Les galeries en manque de marchandise plongent souvent dans les fonds de tiroirs de l’histoire. « Il n’y a rien de plus sexy que de dire qu’on a redécouvert quelqu’un, observe Alexander Koch, auteur d’une thèse sur les artistes qui ont choisi de quitter le système de l’art. Une succession, c’est parfait, il n’y a personne qui exige 50 % des recettes. Les commissaires, quant à eux, se font une très bonne réputation, car ils abordent quelque chose qui n’est pas branché, en apparence du moins. Tous les paramètres sont là pour faire un bon coup ! » Décédée en 1999, mais sortie des arènes artistiques en 1971, Lee Lozano figure au rang des revivals. Découverte par l’artiste Paul McCarthy lors d’une exposition à PS1 à New York en 2004, elle est, depuis, représentée par Hauser & Wirth (Zurich, Londres). La galerie a profité de la rétrospective organisée simultanément à la Kunsthalle de Bâle pour afficher un tableau sur la foire. Mais seulement à titre d’échantillon, car la toile avait été vendue voilà quelque mois pour environ 180 000 euros. De son côté, Victoria Miro (Londres) a consacré une bonne partie de son stand à la peintre américain Alice Neel (1900-1984), une portraitiste très académique dont les prix voguent pourtant de 300 000 à 500 000 dollars.

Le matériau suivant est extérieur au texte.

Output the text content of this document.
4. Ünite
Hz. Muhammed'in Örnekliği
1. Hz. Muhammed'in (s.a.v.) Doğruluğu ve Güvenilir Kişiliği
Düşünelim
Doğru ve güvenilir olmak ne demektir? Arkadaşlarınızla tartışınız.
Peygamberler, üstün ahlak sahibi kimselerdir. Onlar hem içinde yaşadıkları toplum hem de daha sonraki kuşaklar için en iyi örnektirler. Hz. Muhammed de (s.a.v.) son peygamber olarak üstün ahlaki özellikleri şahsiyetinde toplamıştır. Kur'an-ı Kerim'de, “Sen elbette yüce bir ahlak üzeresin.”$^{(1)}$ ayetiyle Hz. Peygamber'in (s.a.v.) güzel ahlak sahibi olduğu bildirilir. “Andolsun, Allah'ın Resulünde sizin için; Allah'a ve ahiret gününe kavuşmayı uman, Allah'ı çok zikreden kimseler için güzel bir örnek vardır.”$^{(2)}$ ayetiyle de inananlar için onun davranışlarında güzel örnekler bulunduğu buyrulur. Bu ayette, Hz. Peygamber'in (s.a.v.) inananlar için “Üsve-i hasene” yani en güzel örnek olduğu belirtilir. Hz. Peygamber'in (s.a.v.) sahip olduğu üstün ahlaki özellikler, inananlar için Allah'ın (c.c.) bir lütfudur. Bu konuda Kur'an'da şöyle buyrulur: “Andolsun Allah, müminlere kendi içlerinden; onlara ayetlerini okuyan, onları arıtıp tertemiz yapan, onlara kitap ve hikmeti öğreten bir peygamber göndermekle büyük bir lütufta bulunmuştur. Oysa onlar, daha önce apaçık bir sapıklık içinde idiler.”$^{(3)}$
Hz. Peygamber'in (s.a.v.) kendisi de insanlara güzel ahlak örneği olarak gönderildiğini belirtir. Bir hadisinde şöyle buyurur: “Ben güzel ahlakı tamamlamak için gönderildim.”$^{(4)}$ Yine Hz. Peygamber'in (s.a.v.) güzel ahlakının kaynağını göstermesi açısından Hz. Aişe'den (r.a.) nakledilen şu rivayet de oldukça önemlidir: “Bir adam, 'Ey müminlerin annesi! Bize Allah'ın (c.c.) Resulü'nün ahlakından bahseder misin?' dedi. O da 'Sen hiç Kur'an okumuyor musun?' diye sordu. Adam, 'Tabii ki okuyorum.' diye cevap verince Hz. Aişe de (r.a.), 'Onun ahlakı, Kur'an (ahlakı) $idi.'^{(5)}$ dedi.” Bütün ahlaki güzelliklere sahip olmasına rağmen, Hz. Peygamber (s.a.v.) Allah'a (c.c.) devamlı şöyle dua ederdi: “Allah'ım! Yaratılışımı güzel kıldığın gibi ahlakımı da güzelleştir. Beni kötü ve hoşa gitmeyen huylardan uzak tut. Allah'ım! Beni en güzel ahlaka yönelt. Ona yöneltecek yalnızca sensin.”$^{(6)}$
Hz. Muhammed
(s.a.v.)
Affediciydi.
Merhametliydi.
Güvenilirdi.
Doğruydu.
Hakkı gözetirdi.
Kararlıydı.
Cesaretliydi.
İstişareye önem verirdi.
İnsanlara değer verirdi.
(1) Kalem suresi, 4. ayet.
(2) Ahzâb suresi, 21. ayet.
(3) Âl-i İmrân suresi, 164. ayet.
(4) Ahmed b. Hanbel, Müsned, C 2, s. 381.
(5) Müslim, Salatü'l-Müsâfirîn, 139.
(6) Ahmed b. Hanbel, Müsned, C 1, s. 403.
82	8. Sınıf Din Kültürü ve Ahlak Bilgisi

On pouvait enfin remarquer chez CFA (Berlin) une peinture de l’Allemand Uwe Lausen. La succession de cet artiste, qui s’est suicidé en 1970 à l’âge de 29 ans, est détenue par Haas & Fuchs (Berlin). Mais ce peintre devient autrement plus « sexy » entre les mains de CFA, qui l’a confronté en mars au travail de Daniel Richter. Tous deux n’ont toutefois pas les mêmes tarifs, une toile d’Uwe Lausen valant 38 000 euros. Le prix d’un jeune artiste... mort !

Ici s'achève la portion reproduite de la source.